Alors que les politiques du gouvernement fédéral visent à réprimer la spéculation immobilière et à rendre le logement plus accessible, en particulier pour les primo-accédants, la Banque du Canada annonce une hausse des taux d'intérêt potentiellement dissuasive pour certains emprunteurs. L'effet net de ces politiques contradictoires est incertain. Ce qui est plus évident, c'est que les ménages canadiens sont beaucoup plus vulnérables à un choc économique que ceux des États-Unis, en raison du poids énorme de leur endettement.
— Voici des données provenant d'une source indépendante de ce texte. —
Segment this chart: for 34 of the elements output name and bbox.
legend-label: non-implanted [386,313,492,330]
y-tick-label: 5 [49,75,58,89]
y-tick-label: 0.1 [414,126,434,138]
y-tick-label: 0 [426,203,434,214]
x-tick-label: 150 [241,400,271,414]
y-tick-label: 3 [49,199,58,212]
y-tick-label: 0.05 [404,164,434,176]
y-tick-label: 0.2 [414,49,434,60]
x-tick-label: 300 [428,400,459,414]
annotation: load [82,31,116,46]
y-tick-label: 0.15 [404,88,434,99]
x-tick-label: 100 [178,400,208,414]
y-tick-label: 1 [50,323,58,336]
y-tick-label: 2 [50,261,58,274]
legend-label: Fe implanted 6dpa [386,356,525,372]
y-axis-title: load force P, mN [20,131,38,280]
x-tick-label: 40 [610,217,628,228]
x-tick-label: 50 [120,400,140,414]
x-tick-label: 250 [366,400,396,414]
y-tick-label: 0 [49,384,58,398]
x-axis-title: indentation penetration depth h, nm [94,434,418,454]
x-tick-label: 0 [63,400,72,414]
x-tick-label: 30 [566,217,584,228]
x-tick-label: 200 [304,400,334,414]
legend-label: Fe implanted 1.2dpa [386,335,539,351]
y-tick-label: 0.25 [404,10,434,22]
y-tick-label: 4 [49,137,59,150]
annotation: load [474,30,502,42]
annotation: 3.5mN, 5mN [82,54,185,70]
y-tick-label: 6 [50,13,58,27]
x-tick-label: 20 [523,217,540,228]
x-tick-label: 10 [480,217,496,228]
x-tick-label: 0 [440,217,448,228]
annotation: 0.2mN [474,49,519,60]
Cette vulnérabilité, qui atteint un niveau historique, constitue le principal risque à long terme pour l'économie canadienne. En revanche, le cycle économique positif et la faiblesse des taux d'intérêt pourraient continuer d'entretenir le moteur immobilier canadien à moyen terme.


1Sources : É.-U. – Indice national des prix des maisons S&P/Case Shiller; Canada – Indice des prix des maisons Teranet Banque nationale.